My Super Ex-Girlfriend

Cast:

Uma Thurman as Jenny Johnson/G-Girl

Luke Wilson as Matt Saunders

Anna Faris as Hannah Lewis

Rainn Wilson as Vaughn Haige

Eddie Izzard as Professor Bedlam/Barry

Stelio Savante as Leo

Mike Iorio as Lenny

Mark Consuelos as Steve

Wanda Sykes as Carla Dunkirk

Review:

Matt Saunders (Luke Wilson) has been spectacularly unlucky at love, getting involved with one crazy, unsuitable woman after another. His crazy alarm starts to go off again when he starts dating Jenny Johnson (Uma Thurman) but he’s been alone so long that he decides to give things a chance and soon finds himself in over his head as it turns out that not only is Jenny super-crazy, she’s also super-strong and can fly.

It’s a pretty standard romantic comedy fare with nothing really original to make it stand apart from the pack, despite trying to also be a send up of superheroes by investigating the ribald antics superheroes could be getting up to when they’re not saving the world. It’s not that successful at either goal, and feels for the most part like a slapdash affair. The effects are woefully inadequate for what they’re attempting, which wouldn’t matter if they weren’t such a requirement for the plot – particularly the climax – but they do and they are. It’s hard to tell whether it’s intentional or just a reflection of the budget involved, but it doesn’t work either way.

Luke Wilson actually manages to be engaging and charming as desperate, then befuddled, then scared Matt starts to understand the amount of trouble he is in. Most of which he wouldn’t be in if he didn’t constantly follow the advice of Vaughn (Rainn Wilson) the horrible-but-funny male best friend that no one should ever listen to which these type of films seem to require. Wilson pulls it off better than most and gets some of the only real laughs in the film, but it’s still a bad cliché.

Thurman does not fare as well Jenny (a.k.a. G-Girl). It’s supposed to be both funny and scary just how emotionally unstable she is, but mainly it’s just scary. Jenny is simultaneously the symbol of female empowerment and the embodiment of every bad crazy-woman stereotype there is. She’s needy, she’s jealous, she’s manipulative and when it comes to the object of her affection, completely amoral. It’s not flattering to say the least, and it’s not particularly funny.

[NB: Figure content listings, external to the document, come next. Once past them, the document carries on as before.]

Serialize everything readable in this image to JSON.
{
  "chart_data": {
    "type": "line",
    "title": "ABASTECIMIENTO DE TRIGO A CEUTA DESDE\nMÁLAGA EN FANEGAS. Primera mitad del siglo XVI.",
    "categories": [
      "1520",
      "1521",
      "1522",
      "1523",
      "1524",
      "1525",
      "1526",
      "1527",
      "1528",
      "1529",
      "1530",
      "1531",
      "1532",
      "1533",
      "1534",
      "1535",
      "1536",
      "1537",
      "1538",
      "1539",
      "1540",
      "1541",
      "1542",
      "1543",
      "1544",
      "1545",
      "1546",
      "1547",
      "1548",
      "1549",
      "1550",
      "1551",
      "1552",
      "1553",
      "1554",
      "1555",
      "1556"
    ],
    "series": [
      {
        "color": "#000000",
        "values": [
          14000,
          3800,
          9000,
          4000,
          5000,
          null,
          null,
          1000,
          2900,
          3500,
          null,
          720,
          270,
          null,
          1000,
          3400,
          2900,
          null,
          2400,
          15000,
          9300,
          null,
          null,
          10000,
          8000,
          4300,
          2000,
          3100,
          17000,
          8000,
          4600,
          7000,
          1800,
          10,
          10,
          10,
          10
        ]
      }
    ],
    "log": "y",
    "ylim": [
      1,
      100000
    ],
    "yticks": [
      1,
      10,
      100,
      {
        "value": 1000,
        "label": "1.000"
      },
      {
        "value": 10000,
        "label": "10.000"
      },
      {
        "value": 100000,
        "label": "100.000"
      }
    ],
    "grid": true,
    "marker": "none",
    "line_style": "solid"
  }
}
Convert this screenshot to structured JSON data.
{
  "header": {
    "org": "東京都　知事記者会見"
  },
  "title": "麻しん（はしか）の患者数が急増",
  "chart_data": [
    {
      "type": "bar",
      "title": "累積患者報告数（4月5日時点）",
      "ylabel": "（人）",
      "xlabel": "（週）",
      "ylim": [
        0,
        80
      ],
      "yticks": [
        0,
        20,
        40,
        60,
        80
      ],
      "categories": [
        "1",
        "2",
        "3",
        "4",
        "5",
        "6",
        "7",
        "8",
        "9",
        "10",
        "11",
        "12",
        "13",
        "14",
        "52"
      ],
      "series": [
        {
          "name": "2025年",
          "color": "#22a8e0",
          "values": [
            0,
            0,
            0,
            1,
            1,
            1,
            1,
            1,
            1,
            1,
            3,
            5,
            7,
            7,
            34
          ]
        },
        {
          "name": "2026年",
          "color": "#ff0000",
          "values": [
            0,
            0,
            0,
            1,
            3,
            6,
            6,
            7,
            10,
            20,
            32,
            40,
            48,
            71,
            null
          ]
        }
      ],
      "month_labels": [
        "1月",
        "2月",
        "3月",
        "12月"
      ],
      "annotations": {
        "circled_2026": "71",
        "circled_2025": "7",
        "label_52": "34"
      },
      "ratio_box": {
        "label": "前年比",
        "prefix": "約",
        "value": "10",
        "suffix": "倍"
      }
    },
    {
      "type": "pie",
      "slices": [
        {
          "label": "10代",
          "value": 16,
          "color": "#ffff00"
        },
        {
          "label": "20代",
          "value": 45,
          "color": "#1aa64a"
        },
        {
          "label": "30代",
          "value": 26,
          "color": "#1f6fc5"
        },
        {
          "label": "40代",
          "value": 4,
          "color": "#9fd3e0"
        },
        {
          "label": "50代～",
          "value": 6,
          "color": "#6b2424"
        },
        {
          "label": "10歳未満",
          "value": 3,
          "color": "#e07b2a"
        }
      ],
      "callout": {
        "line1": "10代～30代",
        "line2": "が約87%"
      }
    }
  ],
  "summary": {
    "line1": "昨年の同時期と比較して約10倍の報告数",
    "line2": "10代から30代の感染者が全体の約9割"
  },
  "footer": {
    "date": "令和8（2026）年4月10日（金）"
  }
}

She’s made this way on purpose both for the plot to work and as a counterpoint to nice, stable Hannah (Anna Faris) who has some decent chemistry with Wilson, but is kind of flat otherwise. It’s supposed to be satire, I think, but mostly it’s just mean-spirited without much point or humor… unless you’ve recently been through a particularly nasty breakup, I suppose.

The problem is it’s a one-trick-pony – Matt’s girlfriend has superpowers. There are one or two good bits made out of that – particularly when G-Girl lobs a live great white shark at Matt in one of her characteristic fits of rage – but most of it is flat and repetitive. The sex-with-a-super-strong-woman bit isn’t particularly funny the first time around, and by the third time it’s a chore to watch.

Eventually Matt gets so desperate he hooks up with her arch-nemesis Professor Bedlam (Eddie Izzard) to concoct a plot against her. There’s actually the potential for some good dark comedy there, but the film blows it in a fairly standard romantic comedy ending.

It’s a decent premise for a film, but not much is made of it as Reitman and his crew play it safe every step of the way. “My Super Ex-Girlfriend’ isn’t awful, just thoroughouly mediocre and forgettable. And really, what could be worse than that.